After much thought, I decided to veer away from molded jellies and the meat grinder because I had on hand some freshly picked strawberries that were just begging for a good accompaniment. Some believe there’s no summer dessert more delicious than strawberry shortcake, but I’ve always preferred strawberries on pound cake. So, when I came upon Nellie’s “Pound Cake” in the July 17, 1924, edition of the Stockbridge Brief-Sun, the decision was made for me.

For years I searched for a great pound cake recipe. Up to this point, the two I’ve used most frequently are Paula Deen’s “Mama’s Pound Cake” and “Easy Pound Cake” from beyondfrosting.com. I decided to see how Nellie’s recipe stacked up to my current favorites.

Three things I noticed about Nellie’s recipe when I compared it to the other two:

  • She uses way less milk.
  • The recipe doesn’t call for salt.
  • She separates the eggs and whips the egg white.

I took care to make sure I creamed the butter and sugar until the mixture was quite light—probably about five minutes. Since I was using butter right out of the fridge, I made sure to soften it slightly first. My favorite method for doing this is to use the power controls on my microwave. I generally put the butter in a microwave-safe dish and warm it for a minute at a time on power level 1 or 2 until the butter reaches the consistency I need.

I measured the flour before I sifted it. I have two sifters—one has a single screen and one has a triple screen. Out of laziness (it’s easier to reach in the cupboard), I used the single-screen sifter for this recipe, but I sifted the flour and baking powder twice to make up for using this more basic sifter.
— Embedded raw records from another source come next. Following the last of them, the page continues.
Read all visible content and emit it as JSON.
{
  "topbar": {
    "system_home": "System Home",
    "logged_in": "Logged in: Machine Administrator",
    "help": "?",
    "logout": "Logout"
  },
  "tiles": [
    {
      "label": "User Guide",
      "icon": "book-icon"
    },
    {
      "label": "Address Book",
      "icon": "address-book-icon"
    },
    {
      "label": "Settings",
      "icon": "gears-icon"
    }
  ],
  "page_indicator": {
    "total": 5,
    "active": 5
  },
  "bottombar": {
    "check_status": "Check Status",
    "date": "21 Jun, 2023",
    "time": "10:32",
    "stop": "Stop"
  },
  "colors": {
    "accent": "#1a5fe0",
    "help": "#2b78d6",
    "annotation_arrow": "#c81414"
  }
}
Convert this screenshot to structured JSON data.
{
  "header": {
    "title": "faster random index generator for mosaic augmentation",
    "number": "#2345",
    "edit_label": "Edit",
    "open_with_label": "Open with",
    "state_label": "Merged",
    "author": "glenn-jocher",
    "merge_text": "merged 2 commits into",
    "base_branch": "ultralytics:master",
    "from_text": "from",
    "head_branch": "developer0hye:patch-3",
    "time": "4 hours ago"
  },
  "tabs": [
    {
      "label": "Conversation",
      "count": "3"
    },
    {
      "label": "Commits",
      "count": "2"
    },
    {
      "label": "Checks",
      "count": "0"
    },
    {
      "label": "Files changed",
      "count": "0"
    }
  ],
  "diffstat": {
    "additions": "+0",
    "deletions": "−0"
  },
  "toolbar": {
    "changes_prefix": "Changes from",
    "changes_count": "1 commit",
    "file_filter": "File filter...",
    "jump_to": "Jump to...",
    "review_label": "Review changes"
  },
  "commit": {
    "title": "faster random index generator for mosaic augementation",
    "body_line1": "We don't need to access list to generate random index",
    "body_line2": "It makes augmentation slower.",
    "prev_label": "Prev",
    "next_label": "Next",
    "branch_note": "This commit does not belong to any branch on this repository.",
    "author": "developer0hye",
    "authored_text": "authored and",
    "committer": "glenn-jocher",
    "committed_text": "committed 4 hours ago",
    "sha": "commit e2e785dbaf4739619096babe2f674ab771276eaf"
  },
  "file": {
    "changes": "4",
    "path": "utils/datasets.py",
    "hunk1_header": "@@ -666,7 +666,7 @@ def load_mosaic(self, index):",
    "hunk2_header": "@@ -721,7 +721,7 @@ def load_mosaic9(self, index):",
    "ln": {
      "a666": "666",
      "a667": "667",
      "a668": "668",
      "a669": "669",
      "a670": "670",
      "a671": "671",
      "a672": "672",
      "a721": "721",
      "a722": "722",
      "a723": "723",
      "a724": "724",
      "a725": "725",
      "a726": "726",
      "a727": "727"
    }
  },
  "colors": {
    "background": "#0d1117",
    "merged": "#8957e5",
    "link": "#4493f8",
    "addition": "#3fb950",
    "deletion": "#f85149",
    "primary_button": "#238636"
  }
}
Most of this recipe was mixed using my KitchenAid stand mixer. But when it came to beating the egg whites, I pulled out my Dualit hand mixer—a powerful gem I purchased at a garage sale on Mason Road. To this day, I wonder why the person was selling the mixer. It appears to be the same as hand mixers I’ve seen used on “The Great British Bake Off,” and in my experience, it makes short work of whipping egg whites, whipping cream, and making my mom’s special buttercream frosting.

Once I had all the ingredients mixed together, I eyeballed the amount and decided to use my largest loaf pan, which is 8.25 by 4.25 inches (bottom measurements) by 3 inches. Per Nellie’s instruction, I lined the pan with waxed paper. She didn’t mention greasing the pan, so I reluctantly used just the waxed paper.

The one place where I veered from Nellie’s instructions was baking time. I’ve never made a pound cake that baked in 40 minutes. Since Nellie did not specify an oven temperature, I Googled a number of vintage pound cake recipes and decided to start the baking process in a 325-degree oven. After 20 minutes, I turned the oven up to 350 degrees and baked for another 30 minutes. When a toothpick inserted in the center of the cake came out clean, I removed the pound cake from the oven.

After cooling the cake for 10 minutes, I flipped the pan over—and voilà!—the cake came right out of the pan. I removed the waxed paper and cooled it for another 20 minutes. Then, I served it, still warm and topped with freshly mashed strawberries, to my resident taste tester.

Pound for pound, Nellie’s “Pound Cake” recipe resulted in a bigger smile than any previous Nellie recipe tested! I guess that means it’s a keeper.